A political myth with a universal (e.g. out of frame/context) character, that progresses because it is politically congruent (i.e. profit, leverage).

Thomas Sowell explains it the best 🙂

Everyone should check out Chrstian Hoff Sommers – The Factual Feminist. She takes reports directly from the Media and disproves them with facts. And, yes, she is a Feminist.

Tooth gap, thigh gap, wage gap, dress from Gap….

Strictly scientifically speaking, the authors shouldn’t try to assume their subjects’ values using statements like, “Women value time away from work and flexibility more than men….” Values are purely subjective; science is not.

However, their objective points are perfectly valid: female workers tend to work less overtime, work fewer holidays and swing shifts (with whatever extra compensation that entails – see below), and take more unpaid time off than their male counterparts. Thus, even with identical tasks, identical wages, and identical benefits, a “gender gap” still exists, but it’s a 100% voluntary one.

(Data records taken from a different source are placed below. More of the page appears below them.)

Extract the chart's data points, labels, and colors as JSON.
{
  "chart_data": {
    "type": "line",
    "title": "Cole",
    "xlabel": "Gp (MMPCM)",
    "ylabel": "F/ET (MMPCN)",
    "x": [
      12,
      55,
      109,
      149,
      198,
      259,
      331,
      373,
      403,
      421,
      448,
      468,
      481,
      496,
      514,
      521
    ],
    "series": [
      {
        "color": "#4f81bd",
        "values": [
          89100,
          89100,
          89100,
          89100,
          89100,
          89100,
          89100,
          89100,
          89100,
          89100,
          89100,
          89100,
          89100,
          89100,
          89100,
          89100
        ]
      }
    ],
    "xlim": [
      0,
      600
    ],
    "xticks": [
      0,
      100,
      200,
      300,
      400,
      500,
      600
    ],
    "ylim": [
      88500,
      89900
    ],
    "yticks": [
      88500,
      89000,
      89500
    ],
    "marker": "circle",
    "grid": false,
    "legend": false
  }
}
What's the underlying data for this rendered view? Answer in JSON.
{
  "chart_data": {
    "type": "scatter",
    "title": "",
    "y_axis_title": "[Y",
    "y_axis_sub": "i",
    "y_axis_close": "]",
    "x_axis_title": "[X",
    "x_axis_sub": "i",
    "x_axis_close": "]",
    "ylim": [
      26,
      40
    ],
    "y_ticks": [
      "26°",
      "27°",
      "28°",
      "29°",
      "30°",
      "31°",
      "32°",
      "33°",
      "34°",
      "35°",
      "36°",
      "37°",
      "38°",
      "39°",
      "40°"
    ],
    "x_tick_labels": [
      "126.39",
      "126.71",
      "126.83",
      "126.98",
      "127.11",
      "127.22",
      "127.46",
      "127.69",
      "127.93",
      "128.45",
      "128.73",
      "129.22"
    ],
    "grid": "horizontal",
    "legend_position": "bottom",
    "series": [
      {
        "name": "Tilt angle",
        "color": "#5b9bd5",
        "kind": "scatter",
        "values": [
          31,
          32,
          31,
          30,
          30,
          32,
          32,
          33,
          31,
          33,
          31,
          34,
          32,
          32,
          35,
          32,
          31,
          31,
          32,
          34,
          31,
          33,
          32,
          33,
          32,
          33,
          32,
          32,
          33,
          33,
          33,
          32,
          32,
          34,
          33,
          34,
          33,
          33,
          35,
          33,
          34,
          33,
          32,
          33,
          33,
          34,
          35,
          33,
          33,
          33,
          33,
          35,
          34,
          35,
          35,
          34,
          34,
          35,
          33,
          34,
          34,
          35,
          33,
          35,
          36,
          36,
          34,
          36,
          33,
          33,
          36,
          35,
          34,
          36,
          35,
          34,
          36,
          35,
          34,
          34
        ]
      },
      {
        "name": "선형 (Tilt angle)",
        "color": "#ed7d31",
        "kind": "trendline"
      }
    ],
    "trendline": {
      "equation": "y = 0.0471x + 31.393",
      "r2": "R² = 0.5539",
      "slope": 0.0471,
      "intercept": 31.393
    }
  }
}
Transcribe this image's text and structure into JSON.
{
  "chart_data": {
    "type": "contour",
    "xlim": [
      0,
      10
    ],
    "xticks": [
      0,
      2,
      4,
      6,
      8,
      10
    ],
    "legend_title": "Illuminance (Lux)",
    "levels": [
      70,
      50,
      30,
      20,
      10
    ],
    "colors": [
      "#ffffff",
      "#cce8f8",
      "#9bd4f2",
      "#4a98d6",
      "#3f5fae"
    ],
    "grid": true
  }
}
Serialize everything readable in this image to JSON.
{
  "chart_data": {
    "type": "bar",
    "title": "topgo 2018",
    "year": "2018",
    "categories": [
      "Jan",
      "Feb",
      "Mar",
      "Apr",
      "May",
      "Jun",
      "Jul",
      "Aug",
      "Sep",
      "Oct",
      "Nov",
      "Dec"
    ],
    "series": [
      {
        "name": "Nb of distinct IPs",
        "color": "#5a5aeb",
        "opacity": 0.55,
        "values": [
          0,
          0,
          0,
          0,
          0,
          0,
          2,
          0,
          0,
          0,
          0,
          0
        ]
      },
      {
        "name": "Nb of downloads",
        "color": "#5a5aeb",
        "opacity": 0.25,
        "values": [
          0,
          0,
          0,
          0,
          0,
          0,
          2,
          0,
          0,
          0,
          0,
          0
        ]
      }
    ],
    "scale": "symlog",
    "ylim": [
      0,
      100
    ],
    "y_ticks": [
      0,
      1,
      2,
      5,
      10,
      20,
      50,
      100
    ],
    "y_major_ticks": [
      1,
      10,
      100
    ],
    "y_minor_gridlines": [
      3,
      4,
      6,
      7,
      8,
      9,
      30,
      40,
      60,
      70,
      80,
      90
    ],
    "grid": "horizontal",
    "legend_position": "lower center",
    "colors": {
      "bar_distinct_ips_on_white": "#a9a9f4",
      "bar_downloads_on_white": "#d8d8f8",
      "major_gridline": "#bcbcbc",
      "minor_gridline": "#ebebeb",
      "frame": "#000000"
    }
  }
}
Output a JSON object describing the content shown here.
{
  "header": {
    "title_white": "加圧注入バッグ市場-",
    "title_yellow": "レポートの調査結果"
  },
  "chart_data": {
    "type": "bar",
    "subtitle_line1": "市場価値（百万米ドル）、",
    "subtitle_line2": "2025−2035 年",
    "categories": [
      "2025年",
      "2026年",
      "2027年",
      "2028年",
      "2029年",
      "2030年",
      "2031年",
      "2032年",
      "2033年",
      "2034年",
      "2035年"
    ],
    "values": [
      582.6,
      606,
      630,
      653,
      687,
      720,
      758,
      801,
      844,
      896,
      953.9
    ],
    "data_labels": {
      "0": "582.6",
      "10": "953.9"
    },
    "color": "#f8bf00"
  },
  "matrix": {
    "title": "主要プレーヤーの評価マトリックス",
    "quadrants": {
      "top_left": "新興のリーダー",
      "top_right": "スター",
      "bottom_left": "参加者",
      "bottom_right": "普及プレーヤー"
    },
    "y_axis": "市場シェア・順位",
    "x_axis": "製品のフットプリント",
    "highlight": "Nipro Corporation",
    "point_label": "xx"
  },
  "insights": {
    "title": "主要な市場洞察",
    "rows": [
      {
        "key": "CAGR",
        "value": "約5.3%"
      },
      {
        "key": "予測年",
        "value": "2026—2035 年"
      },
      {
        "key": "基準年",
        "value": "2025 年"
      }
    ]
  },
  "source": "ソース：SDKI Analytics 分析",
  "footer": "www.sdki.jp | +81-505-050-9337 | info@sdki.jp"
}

It may be irrelevant based on MBTA’s policies, but some employers offer a pay differential for holiday and swing shifts. I’ve worked multiple places where holidays are already paid, and if you have to work, any hours worked are added on top of the 8-hour holiday pay (basically, you get your 8 hours of holiday pay at the normal rate, plus whatever you work at the overtime rate). Night and swing shifts might get an extra differential rate above “normal” wages, too.

Needless to say, in my experience those shifts were covered predominantly – but not totally – by single males without children. And no, the goal wasn’t necessarily to “game the system” (although that was pretty easy to do and a few people did, including some women); even if the extra cash was nice, most of those folks were just trying to build reputations for themselves and earn experience – and promotions. The employer required 24/7 operations and was willing to compensate extra for “undesirable” shifts; it was mutually beneficial. So why not?

    Milhouse in reply to Archer. | December 11, 2018 at 6:32 pm

    Strictly scientifically speaking, the authors shouldn’t try to assume their subjects’ values using statements like, “Women value time away from work and flexibility more than men….” Values are purely subjective; science is not.

    Look up “revealed preference”.

To all but the most obtuse individuals, the reaction to this article is a resounding NO DUH!

“Unequal pay” is simply a device for creating resentment in women against men. For some reason the Socialists believe they can control us by making enemies of men and women.

DouglasJBender | December 11, 2018 at 7:40 pm

Gender is just a social construct anyway, no?

Everything, including the pay gap, is what the crazies say it is.

It is critical to men to be able to earn enough to support a family. For many women their job is “extra” pay and they want flexibility to be able to be with their kids, which I think is great. Men therefore commute farther, accept more hazardous jobs (98% of workplace fatalities) which pay more, work longer hours, travel more. Most men are just fine with their wife staying home, esp if kids are there. Women also choose professions that are less strenuous/demanding so they are not exhausted when they get home. Feminists want women to want to be men, but most do not want that.